To think anything else troubles our safe, comfy sense that the world  is relatively stable, safe place . It’s in the process of searching for explanations that  some cast their polls of imagination out into the sea of unknown with the hopes of reeling in an explanation that matches the magnitude of whatever event or reality  with which they’re having issues .    For example: cold air colliding with warm, unstable air on a balmy spring day last year didn’t cause those killer tornadoes that decimated Joplin and Tuscaloosa. 

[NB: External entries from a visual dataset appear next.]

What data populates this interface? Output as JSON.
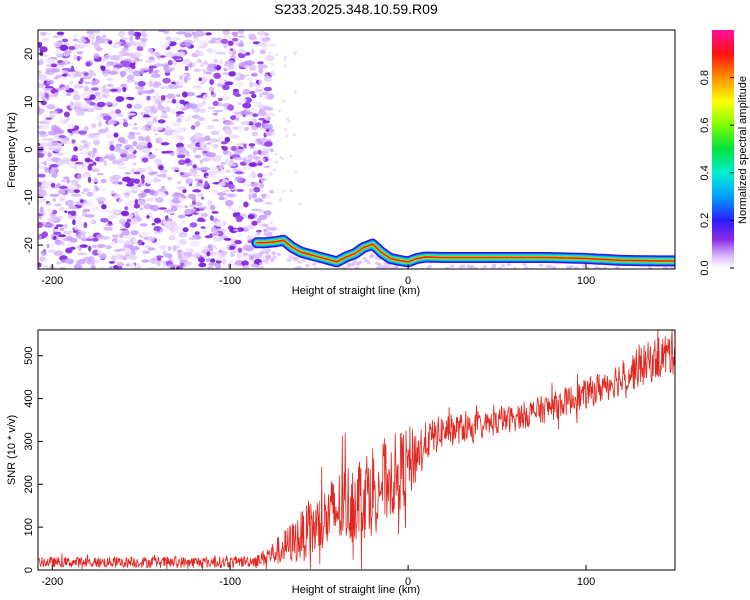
{
  "figure": {
    "title": "S233.2025.348.10.59.R09"
  },
  "colors": {
    "snr_line": "#e3261f",
    "spectrogram_noise_light": "#ecdcff",
    "spectrogram_noise_dark": "#8a2be2",
    "background": "#ffffff"
  },
  "chart_data": [
    {
      "type": "heatmap",
      "name": "spectrogram",
      "xlabel": "Height of straight line (km)",
      "ylabel": "Frequency (Hz)",
      "xlim": [
        -208,
        150
      ],
      "ylim": [
        -25,
        25
      ],
      "xticks": [
        -200,
        -100,
        0,
        100
      ],
      "xtick_labels": [
        "-200",
        "-100",
        "0",
        "100"
      ],
      "yticks": [
        -20,
        -10,
        0,
        10,
        20
      ],
      "ytick_labels": [
        "-20",
        "-10",
        "0",
        "10",
        "20"
      ],
      "grid": false,
      "colorbar": {
        "label": "Normalized spectral amplitude",
        "range": [
          0,
          1
        ],
        "ticks": [
          0.0,
          0.2,
          0.4,
          0.6,
          0.8
        ],
        "tick_labels": [
          "0.0",
          "0.2",
          "0.4",
          "0.6",
          "0.8"
        ],
        "colormap": "rainbow (white-purple-blue-cyan-green-yellow-red-magenta)"
      },
      "noise_region": {
        "x_range": [
          -208,
          -80
        ],
        "y_range": [
          -25,
          25
        ],
        "amplitude": "low (0.0-0.25)"
      },
      "signal_trace": {
        "x": [
          -85,
          -80,
          -75,
          -70,
          -65,
          -60,
          -55,
          -50,
          -45,
          -40,
          -35,
          -30,
          -25,
          -20,
          -15,
          -10,
          -5,
          0,
          5,
          10,
          20,
          40,
          60,
          80,
          100,
          120,
          140,
          150
        ],
        "y": [
          -19.5,
          -19.5,
          -19.3,
          -19.0,
          -20.5,
          -21.5,
          -22.0,
          -22.5,
          -23.0,
          -23.5,
          -22.5,
          -21.8,
          -20.5,
          -19.8,
          -21.5,
          -22.8,
          -23.2,
          -23.5,
          -22.8,
          -22.5,
          -22.6,
          -22.6,
          -22.6,
          -22.6,
          -22.8,
          -23.2,
          -23.3,
          -23.3
        ],
        "amplitude": "high (0.8-1.0) core, falloff to 0.2 at edges"
      }
    },
    {
      "type": "line",
      "name": "snr",
      "xlabel": "Height of straight line (km)",
      "ylabel": "SNR (10 * v/v)",
      "xlim": [
        -208,
        150
      ],
      "ylim": [
        0,
        560
      ],
      "xticks": [
        -200,
        -100,
        0,
        100
      ],
      "xtick_labels": [
        "-200",
        "-100",
        "0",
        "100"
      ],
      "yticks": [
        0,
        100,
        200,
        300,
        400,
        500
      ],
      "ytick_labels": [
        "0",
        "100",
        "200",
        "300",
        "400",
        "500"
      ],
      "grid": false,
      "trend": {
        "x": [
          -208,
          -150,
          -100,
          -85,
          -75,
          -65,
          -50,
          -40,
          -30,
          -20,
          -10,
          0,
          10,
          20,
          40,
          60,
          80,
          100,
          120,
          140,
          150
        ],
        "y": [
          18,
          18,
          18,
          22,
          40,
          65,
          105,
          140,
          165,
          190,
          215,
          245,
          300,
          325,
          335,
          355,
          380,
          410,
          450,
          495,
          510
        ]
      },
      "noise_envelope": {
        "x": [
          -208,
          -85,
          -75,
          -60,
          -40,
          -20,
          0,
          10,
          40,
          100,
          150
        ],
        "amplitude": [
          12,
          14,
          30,
          60,
          90,
          110,
          90,
          45,
          30,
          35,
          55
        ]
      }
    }
  ]
}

It was a weather machine. 

Silly?   Completely, but for some people who live on that cusp of created normalcy,  it becomes a most comforting  explanation;  nothing else could come close to comfortably justifying  how or why so many died.    

Now, I don’t doubt for one minute that Black Ops exist and covert shit is being done all the time and I don’t doubt the American government stirs a  large shit pot in shittiest of shit holes all over the world;for political gain…..

But…..I also understand fact vs. fiction.   I also understand plausibility–that  ten years ago, 19 “religious” fanatics fueled by skewed arrogance killed almost three thousand people in Manhattan, Washington and a rural field in Pennsylvania one morning vis-a-vie a plan that while horrific, was brilliant in its simplicity.      They used our own naiveté and arrogance as a weapon against us.    

In closing, take heart Morgellons patients:  I will give you what you need to hear: you DO  have something wrong with you–a 15 member panel of experts determined that you do, but it’s not physical.   Do you understand???  IT’S  NOT A PHYSICAL MALADY.    But please seek help. 

Seriously.

 That said, the next blue fibers you should seek out should be those found in the weave of a psychiatrist’s couch.